With merged mining, miners of the main chain mine your cryptocurrency to. The problem in regards with that, is that it makes the network very centralized, because if the main chain collapses, all these sidechains using merged mining will also collapse.
In short: you either have to be willing to create a whole community around your project to make sure your network is secure enough, or you have to take risks and rely on the main chain.
Cover the practice? Really? Well, here is how sidechains can be used in Cardano. The technology behind sidechains is actually literally part of the system behind Cardano, which exists of two different blockchains.
- Cardano SL, which is the Settlement Layer. This is where all the payments are done, and, in contrast with the Computation Layer, the SL is « dumb », there aren’t a lot of features, and it has very small codebase. Your funds are kept here for safety.
- Cardano CL, which is the Computation Layer. This is where all the smart contracts are being executed, and where Cardano differentiates itself from something like Bitcoin for example. User funds are kept here temporarily to use smart contracts.
Again, these are two different blockchains, constantly communicating with each other. The advantage is that, if the CL fails for some reason, because of a hack for example, your funds are still safe, because they are on the SL.
There are two very important things to know about the Computation Layer:
- Cardano CL has kind of its own cryptocurrency, because it uses a currency called ADA-20, but which is the equivalent of ADA.
- The Computation Layer is a sidechain for the Settlement Layer, it’s not a standalone blockchain.
On Cardano, developers will be able to create sidechains which replicate current “traditional systems”, meaning having a permissioned blockchain for example. This will allow governments, and other entities to participate in the Cardano ecosystem, while not giving away their regulatory power.
Developers have been creating a lot of sidechains recently, and this should continue to increase in the future, even exponentially. Bitcoin for example, has Rootstock and Liquid, Ethereum has POA Network, without even speaking of Tron, which has its famous “Sun Network”. In the case of Bitcoin for example, Rootstock allows developers to create smart contracts and have a higher scalability for their dApps, while still being part of the Bitcoin ecosystem. Here is a little overview of the following three major sidechains: Rootstock, Liquid and POA.

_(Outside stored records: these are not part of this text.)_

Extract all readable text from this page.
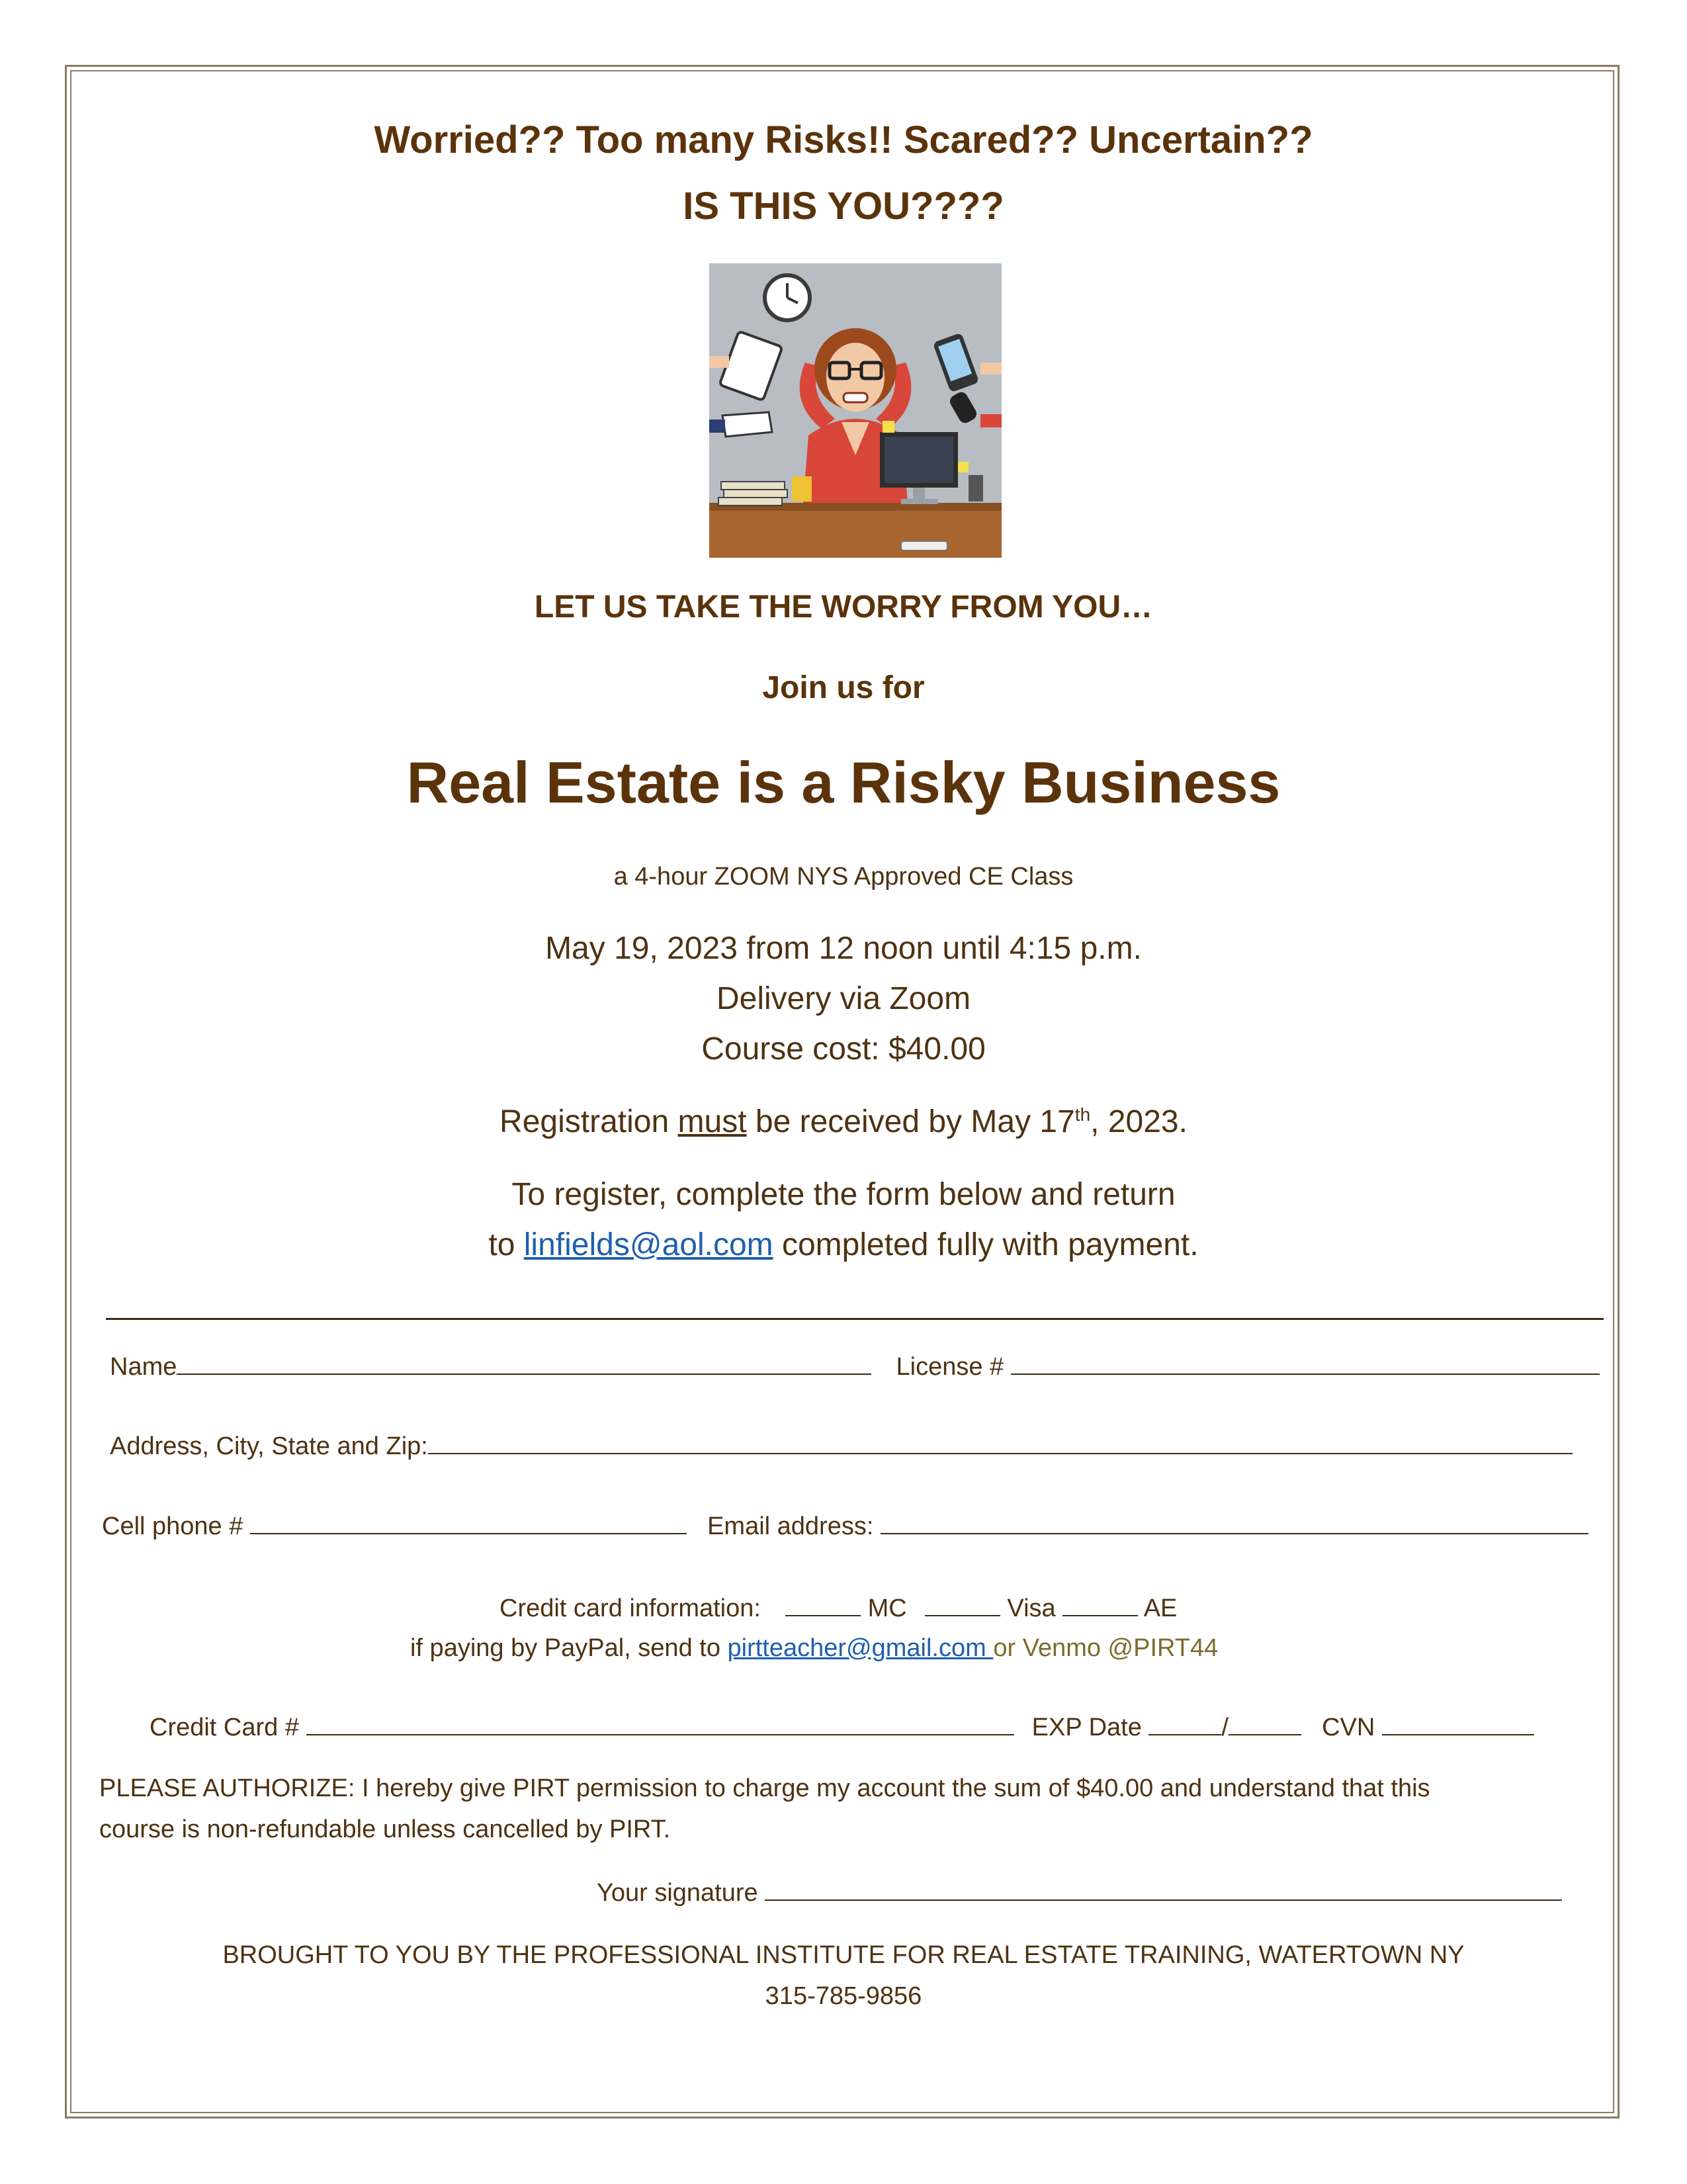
Worried?? Too many Risks!! Scared?? Uncertain??
IS THIS YOU????
LET US TAKE THE WORRY FROM YOU…
Join us for
Real Estate is a Risky Business
a 4-hour ZOOM NYS Approved CE Class
May 19, 2023 from 12 noon until 4:15 p.m.
Delivery via Zoom
Course cost: $40.00
Registration must be received by May 17th, 2023.
To register, complete the form below and return
to linfields@aol.com completed fully with payment.
Name	License #
Address, City, State and Zip:
Cell phone #	Email address:
Credit card information:	MC	Visa	AE
if paying by PayPal, send to pirtteacher@gmail.com or Venmo @PIRT44
Credit Card #	EXP Date	/	CVN
PLEASE AUTHORIZE: I hereby give PIRT permission to charge my account the sum of $40.00 and understand that this
course is non-refundable unless cancelled by PIRT.
Your signature
BROUGHT TO YOU BY THE PROFESSIONAL INSTITUTE FOR REAL ESTATE TRAINING, WATERTOWN NY
315-785-9856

- Rootstock, also called RSK, is an open source smart contract platform with a two-way peg to Bitcoin. It uses merged mining, allowing Bitcoin miners to be part of the RSK ecosystem, while still mining Bitcoin. The idea behind Rootstock is to expand the use cases of Bitcoin, by having smart contracts, and offering a higher scalability. By having a cryptocurrency pegged to Bitcoin, called RSK Smart Bitcoin (RBTC), Rootstock does not compete with Bitcoin.
- Liquid, a sidechain made by Blockstream, is a payment system for traders and exchanges, which enables faster, and more confidential Bitcoin transactions. Besides, Liquid also allows the issuance of digital assets.
- POA is an Ethereum-based sidechain using a consensus called proof of authority. The idea behind it is to provide a cheap, fast and secure platform for smart contracts. POA has an impressive block time of five seconds, and creating these blocks doesn’t require mining.
To conclude, it’s fair to say that sidechains have a bright future. They offer greater scalability, and sometimes also security, than most traditional blockchains.
In 2020, the Basho release will enable Cardano-based sidechains.